Впрочем, она последовала за ним. Это факт. Но ее тянуло к другим людям, не только из-за Джо, а потому, что она уже находилась на грани того, чтобы бросить мальчика и одной уйти на запад, к темному человеку. Останавливала Надин лишь укоренившаяся за долгие годы привычка нести ответственность за детей, вверенных ее попечению… и осознание того, что Джо, предоставленный сам себе, умрет.

В мире, где уже умерли столь многие, пособничество новым смертям – конечно же, величайший грех.

И она пошла с Ларри. Все лучше, чем ничего или никого.

Но, как выяснилось, для Ларри Андервуда их встреча значила гораздо больше, чем «ничего или никого». Он напоминал одну из тех оптических иллюзий (может, и сам так думал о себе), когда вода выглядит совсем мелкой, но если сунуть руку, неожиданно проваливаешься по плечо. Во-первых, он сумел установить контакт с Джо. Во-вторых, Джо все сильнее к нему привязывался. И в-третьих, она ревновала их друг к другу. В мотоциклетном салоне Уэллса Ларри поставил на мальчика пальцы обеих рук и выиграл.

Если бы они целиком и полностью не сосредоточились на крышке, закрывавшей подземный бак с бензином, то увидели бы, как у нее отвисла челюсть, а губы разошлись в изумленном «О». Она стояла и смотрела на них, не в силах пошевельнуться, ее взгляд уперся в блестящую металлическую полоску лома, ожидая, что он сначала дернется, а потом выскочит из щели. И только когда все закончилось, Надин осознала, что ждала криков боли Ларри.

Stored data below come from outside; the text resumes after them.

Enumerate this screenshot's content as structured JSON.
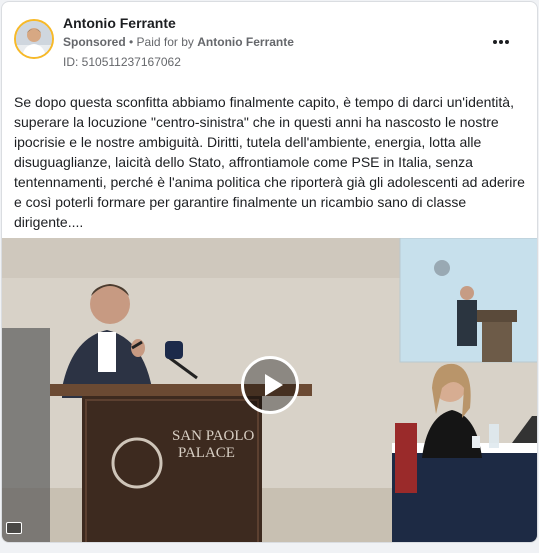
{
  "post": {
    "author": "Antonio Ferrante",
    "sponsored": "Sponsored",
    "separator": " • ",
    "paid_prefix": "Paid for by ",
    "paid_by": "Antonio Ferrante",
    "ad_id": "ID: 510511237167062",
    "body": "Se dopo questa sconfitta abbiamo finalmente capito, è tempo di darci un'identità, superare la locuzione \"centro-sinistra\" che in questi anni ha nascosto le nostre ipocrisie e le nostre ambiguità. Diritti, tutela dell'ambiente, energia, lotta alle disuguaglianze, laicità dello Stato, affrontiamole come PSE in Italia, senza tentennamenti, perché è l'anima politica che riporterà già gli adolescenti ad aderire e così poterli formare per garantire finalmente un ricambio sano di classe dirigente...."
  },
  "video": {
    "podium_sign_line1": "SAN PAOLO",
    "podium_sign_line2": "PALACE",
    "play_icon": "play-icon",
    "more_icon": "more-horizontal-icon"
  }
}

Но потом Ларри откинул крышку, и ей стало ясно, что она допустила ошибку в оценке ситуации, можно даже сказать – фундаментальную ошибку. Как показал этот случай, Ларри знал Джо лучше, чем она, не имея специального образования, прообщавшись с ним всего ничего. И только оглянувшись назад, Надин поняла, какую важную роль сыграл эпизод с гитарой, насколько быстро и решительным образом повлиял на взаимоотношения Ларри и Джо. И что являлось основой этих взаимоотношений?